The collection, kept in old rusted biscuit tins and photographic paper boxes, contains photographs of boats and ships. Some are well known – The Otterbank, the floating bank that served the isles (now on display at Scapa Flow Visitor Centre) and scenes from the salavage of the German High Seas Fleet. Not all of these photographs were taken by Harry, some are the work of Tom Kent, but en masse they show a love and a respect for the sea. Many were used as source material for his paintings. Often Harry painted rescues carried out by the Longhope Lifeboat, many of these can be seen at the YM and the Lifeboat Museum in Longhope. These were often donated by Harry to raise funds.
Harry was born in Peckham, London in 1905. He joined the Royal Navy aged 15 rising to the rank of Chief Petty Officer. After the war Harry settled in Lyness, married local girl Jeannie Guthrie, and reportedly never crossed the Pentland Firth again. But even after leaving the navy Harry’s life was to be dominated by the sea with his work in the salvage industry at Lyness and later as Customs Officer.

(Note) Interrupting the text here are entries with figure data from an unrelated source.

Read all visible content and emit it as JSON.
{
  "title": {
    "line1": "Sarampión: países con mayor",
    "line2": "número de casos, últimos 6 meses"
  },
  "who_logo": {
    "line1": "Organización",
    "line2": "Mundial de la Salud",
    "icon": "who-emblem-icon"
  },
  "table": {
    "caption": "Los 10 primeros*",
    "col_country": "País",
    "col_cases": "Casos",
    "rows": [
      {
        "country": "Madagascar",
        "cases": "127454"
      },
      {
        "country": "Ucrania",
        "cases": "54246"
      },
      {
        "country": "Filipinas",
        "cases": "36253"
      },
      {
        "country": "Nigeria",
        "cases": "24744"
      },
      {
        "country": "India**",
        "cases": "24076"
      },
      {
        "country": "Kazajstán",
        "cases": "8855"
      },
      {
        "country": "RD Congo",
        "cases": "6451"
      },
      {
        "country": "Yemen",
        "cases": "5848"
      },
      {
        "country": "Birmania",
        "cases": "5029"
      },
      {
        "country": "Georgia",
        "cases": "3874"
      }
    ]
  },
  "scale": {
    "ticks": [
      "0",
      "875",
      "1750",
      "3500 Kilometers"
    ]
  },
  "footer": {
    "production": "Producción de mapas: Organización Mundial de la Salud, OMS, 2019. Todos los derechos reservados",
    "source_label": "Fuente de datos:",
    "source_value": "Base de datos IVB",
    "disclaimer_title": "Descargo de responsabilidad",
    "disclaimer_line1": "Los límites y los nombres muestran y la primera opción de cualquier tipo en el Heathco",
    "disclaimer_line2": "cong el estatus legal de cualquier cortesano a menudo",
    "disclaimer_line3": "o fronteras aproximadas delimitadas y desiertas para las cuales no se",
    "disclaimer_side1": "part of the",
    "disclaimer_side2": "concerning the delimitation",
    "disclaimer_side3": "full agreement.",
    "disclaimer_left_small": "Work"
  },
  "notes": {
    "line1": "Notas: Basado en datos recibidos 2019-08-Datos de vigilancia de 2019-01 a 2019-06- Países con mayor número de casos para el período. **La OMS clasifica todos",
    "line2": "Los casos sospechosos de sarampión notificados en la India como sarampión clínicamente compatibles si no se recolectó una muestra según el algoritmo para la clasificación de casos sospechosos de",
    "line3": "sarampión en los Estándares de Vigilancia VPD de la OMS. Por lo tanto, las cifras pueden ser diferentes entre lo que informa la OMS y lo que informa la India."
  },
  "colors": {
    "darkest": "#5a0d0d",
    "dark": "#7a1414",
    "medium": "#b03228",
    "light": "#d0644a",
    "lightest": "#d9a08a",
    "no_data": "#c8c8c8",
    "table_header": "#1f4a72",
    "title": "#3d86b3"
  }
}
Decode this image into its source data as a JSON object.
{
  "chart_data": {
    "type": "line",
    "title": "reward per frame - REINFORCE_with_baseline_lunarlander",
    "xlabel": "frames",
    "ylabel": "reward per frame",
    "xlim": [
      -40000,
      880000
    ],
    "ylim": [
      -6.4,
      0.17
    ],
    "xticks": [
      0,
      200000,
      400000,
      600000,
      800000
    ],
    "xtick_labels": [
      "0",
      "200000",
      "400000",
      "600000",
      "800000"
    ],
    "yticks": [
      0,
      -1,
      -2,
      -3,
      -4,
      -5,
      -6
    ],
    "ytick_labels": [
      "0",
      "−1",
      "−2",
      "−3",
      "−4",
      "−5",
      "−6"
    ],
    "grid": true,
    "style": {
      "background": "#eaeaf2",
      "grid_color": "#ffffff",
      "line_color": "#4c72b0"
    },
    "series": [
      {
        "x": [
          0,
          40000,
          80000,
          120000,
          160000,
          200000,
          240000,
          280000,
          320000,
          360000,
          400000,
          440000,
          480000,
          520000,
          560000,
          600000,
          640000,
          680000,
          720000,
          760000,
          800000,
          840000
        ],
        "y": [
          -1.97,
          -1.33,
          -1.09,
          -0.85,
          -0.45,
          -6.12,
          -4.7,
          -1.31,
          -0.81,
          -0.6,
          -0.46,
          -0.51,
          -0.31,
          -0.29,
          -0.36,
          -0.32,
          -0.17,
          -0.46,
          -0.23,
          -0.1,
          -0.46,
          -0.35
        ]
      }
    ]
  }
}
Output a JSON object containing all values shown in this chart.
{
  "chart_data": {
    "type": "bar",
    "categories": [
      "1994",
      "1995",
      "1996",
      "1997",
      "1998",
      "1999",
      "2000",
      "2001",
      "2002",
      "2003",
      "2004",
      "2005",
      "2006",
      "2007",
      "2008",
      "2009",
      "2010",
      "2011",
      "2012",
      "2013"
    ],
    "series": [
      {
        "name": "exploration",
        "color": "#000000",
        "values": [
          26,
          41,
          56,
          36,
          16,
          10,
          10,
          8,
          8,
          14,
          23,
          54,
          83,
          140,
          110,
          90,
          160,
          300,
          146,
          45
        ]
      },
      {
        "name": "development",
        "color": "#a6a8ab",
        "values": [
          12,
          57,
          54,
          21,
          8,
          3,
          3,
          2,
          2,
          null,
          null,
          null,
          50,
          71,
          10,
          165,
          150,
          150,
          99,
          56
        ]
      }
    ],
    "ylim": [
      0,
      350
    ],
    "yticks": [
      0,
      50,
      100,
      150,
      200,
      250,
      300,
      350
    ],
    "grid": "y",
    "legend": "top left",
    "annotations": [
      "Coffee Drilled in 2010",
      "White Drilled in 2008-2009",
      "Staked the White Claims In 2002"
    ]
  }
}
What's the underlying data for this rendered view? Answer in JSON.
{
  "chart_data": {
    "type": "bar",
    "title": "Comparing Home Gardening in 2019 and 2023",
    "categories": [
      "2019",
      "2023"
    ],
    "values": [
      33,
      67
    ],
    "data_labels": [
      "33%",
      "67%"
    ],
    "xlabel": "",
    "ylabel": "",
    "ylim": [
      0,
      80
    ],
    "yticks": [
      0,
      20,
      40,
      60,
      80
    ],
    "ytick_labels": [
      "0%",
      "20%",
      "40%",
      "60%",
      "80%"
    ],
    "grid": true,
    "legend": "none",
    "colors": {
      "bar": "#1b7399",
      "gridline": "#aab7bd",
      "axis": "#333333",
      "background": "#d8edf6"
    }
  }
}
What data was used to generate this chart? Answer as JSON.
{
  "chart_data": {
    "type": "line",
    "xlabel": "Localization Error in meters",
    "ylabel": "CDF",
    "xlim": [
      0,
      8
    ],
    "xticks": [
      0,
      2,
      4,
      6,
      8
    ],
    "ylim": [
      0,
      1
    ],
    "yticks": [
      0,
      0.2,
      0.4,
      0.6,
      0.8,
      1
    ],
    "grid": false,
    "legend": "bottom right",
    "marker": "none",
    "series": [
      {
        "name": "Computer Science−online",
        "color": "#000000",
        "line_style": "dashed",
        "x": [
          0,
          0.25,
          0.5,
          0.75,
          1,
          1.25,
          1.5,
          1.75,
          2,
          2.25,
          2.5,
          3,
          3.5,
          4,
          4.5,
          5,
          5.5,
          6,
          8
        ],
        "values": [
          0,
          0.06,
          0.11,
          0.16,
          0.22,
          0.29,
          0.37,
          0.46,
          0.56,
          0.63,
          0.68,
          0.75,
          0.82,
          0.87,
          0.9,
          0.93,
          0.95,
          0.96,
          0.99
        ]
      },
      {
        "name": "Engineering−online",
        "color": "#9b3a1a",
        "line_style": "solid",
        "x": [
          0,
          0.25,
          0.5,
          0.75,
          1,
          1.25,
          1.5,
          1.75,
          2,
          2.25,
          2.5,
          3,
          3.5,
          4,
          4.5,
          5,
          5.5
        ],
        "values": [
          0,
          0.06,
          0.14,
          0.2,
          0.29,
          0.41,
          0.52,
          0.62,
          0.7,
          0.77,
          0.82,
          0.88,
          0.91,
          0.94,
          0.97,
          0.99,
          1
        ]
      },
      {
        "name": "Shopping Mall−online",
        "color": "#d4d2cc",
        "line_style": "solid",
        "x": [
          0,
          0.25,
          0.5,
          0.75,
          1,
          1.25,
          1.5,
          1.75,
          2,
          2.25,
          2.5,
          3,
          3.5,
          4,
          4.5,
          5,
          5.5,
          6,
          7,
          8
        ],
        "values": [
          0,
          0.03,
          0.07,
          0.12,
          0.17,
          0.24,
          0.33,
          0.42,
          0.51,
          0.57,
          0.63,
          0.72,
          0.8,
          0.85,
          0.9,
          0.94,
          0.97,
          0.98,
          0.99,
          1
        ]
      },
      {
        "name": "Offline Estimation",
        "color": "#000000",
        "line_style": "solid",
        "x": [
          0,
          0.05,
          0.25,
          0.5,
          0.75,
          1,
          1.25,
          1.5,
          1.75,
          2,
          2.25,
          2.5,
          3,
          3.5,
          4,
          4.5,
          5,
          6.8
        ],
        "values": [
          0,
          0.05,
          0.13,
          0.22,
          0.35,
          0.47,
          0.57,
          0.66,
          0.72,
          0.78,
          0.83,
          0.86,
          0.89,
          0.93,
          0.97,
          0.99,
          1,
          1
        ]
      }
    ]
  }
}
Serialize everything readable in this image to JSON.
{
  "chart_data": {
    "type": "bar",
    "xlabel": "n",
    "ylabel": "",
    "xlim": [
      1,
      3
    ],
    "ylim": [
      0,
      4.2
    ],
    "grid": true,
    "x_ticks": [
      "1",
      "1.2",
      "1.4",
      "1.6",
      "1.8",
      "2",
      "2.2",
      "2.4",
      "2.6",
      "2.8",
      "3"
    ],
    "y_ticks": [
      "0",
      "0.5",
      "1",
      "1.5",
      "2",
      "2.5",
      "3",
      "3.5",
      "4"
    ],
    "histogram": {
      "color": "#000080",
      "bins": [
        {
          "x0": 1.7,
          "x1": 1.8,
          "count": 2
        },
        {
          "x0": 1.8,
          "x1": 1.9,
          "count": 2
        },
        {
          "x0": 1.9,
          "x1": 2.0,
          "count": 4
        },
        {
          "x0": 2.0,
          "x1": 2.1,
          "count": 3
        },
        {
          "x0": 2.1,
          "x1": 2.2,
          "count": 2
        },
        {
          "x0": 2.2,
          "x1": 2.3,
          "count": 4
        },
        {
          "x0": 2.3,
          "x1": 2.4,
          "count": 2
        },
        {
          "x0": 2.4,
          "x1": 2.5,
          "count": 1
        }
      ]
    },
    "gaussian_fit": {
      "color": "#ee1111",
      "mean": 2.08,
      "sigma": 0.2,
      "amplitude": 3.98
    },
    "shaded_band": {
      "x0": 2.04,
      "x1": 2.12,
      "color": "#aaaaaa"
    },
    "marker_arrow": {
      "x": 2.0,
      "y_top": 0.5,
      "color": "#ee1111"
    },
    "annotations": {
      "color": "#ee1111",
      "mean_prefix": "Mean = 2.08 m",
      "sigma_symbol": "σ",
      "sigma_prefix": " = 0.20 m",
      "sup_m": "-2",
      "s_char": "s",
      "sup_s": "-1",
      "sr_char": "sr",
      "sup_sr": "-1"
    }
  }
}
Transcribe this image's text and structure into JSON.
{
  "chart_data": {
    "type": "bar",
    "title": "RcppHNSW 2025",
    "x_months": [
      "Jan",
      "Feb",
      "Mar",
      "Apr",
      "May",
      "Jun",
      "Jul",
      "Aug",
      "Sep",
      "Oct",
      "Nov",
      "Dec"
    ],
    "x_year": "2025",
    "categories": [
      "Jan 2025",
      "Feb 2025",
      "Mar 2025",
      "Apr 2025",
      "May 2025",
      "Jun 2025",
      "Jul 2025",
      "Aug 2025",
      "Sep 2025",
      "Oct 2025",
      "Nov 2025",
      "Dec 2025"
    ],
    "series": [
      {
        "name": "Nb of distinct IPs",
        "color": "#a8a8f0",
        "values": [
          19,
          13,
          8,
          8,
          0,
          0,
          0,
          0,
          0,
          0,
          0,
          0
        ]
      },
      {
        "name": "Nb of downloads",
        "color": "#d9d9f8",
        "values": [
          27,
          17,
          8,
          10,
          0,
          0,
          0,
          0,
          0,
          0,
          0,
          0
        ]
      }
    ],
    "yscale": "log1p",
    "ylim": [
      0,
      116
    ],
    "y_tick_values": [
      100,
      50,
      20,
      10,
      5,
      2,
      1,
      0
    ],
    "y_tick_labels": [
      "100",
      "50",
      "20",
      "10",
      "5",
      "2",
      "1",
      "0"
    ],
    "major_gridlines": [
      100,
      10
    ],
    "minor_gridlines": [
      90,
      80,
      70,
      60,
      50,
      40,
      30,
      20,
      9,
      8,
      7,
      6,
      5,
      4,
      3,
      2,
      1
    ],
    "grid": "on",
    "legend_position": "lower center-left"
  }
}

Harry’s artistic capabilities were employed in his work as a sign writer and relettering memorials and gravestones. In his workshop Harry painted his dramatic sea scenes and made models, a coat of arms for the County of Orkney (now in Orkney Museum) and souvenirs such as smoking chimney cottage ashtrays. He even made his own fibreglass false teeth – though that may have been one of the tall tales he was known for. Harry’s reputation as a raconteur meant he was in demand at functions. In his latter years a book of his stories was published by The Orkney Press, The Driftwood Fiddle, 1990. He recorded some for BBC Radio Orkney in his rich cockney accent.
A sax and banjo player, Harry performed in a band with his wife Jeannie at the piano. Harry never fully recovered from the death of his wife and died in St Peter’s House, Stromness in 1994. Perhaps his most seen work is on the parish border – the fence and headstone for Betty Corrigall, made in fibreglass to withstand the peatbog conditions.
Here at the Hoy Kirk his work can be seen above the pulpit. There hangs a cross made from wood from the wreck of HMS Vanguard. Harry Berry’s hand is a real part of the heritage of Hoy.
Sources: John Budge; Paul Hepplestone in the introduction to The Driftwood Fiddle; Johnny Pottinger in his article ‘An Orkney Cockney – in memory of Harry Berry’ in Living Orkney; Orkney Library & Archive; and Who Was Who in Orkney, W.S. Hewison. Recordings Orkney Library & Archive OSA RO7/157 & OSA TA/43.